RAD is not a martial arts program, however, the 9-hour RAD course is taught here in Westlake by Chris Schumann, a certified RAD Instructor and a Black Belt in Hapkido. The RAD System of Physical Defense is currently being taught at many colleges and universities. This system of realistic defense is designed to arm women with the knowledge and experience they need to make an educated decision about resistance.
The class is offered to women who live and/or work in the City of Westlake and is taught at the Westlake Police Department. There is a maximum of eight students per class. Watch for class information on this site and in the Mayor's Newsletter. Click here for additional information and for an application.
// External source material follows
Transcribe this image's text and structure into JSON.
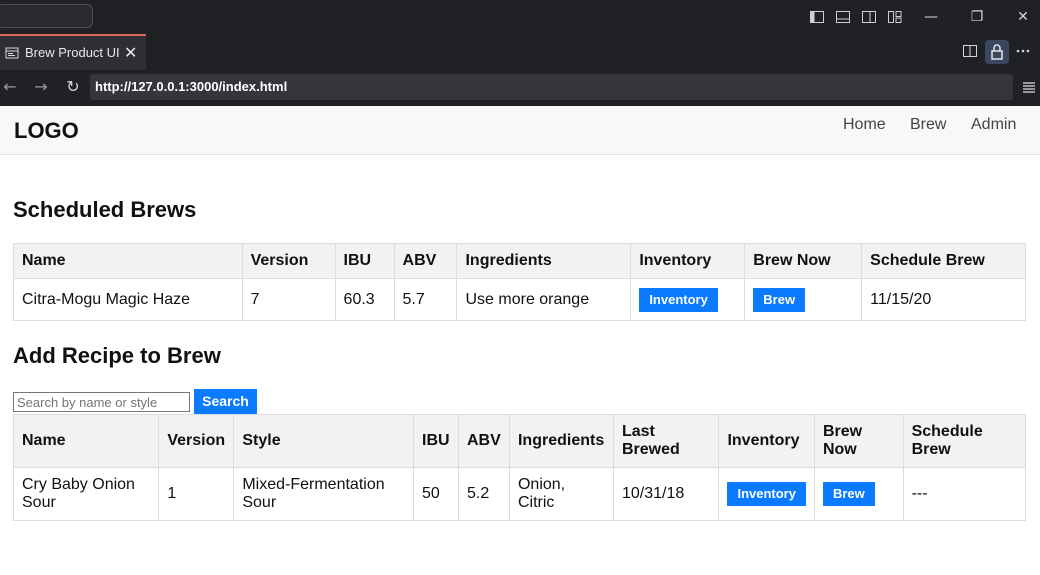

There is nothing quite like first-hand learning experiences — and Westlake Police Department’s Ride Along Program provides just that. Available to students and residents of the city, a rider can observe the tasks of an officer as he/she patrols the city for an entire or partial shift. Officers answer participant questions and explain some of their duties, making for an educational and informative ride.
Westlake PD Community Service Officers work with the National Child Safety Council's Safety Pup Program to teach young children general safety rules and drug education. Part of the program includes one of our officers wearing a Safety Pup costume to reinforce the valuable lessons learned.
Westlake Safety Town continues its 30+ year tradition of educating our children entering kindergarten about traffic and school safety issues. Classes are offered in sessions throughout June and July.
- For the 2013 Safety Town Introduction Letter, click here.
- For the 2013 Safety Town Instructor Volunteer application form, click here.
- For the 2013 Safety Town Student Registration form, click here.
- For the Emergency Medical/Liability Waiver Form, click here.
Spearheaded by our Community Service Officer and Safety Town Director—and with the help of an energetic team of student volunteers—Safety Town helps better prepare hundreds of pre-kindergarten children for the school experience. The program includes street-crossing safety, school bus procedures, and stranger caution. The children visit the fire and police stations for tours and end the session with a celebratory picnic.
The Westlake Police Department maintains a high level of visibility in the school community. Officer Scott Fortkamp serves as the School Resource Officer at Westlake High School where he maintains an office and has an open-door policy for all students and staff. Officer Fortkamp conducts a Behavior Improvement Program and is seen walking the halls and visiting classrooms. He also attends after-school activities such as dances and sports events. Officer Ken Delfing serves as the School Resource Officer at Lee Burneson Middle School and provides the same services to middle school students as offered at the high school.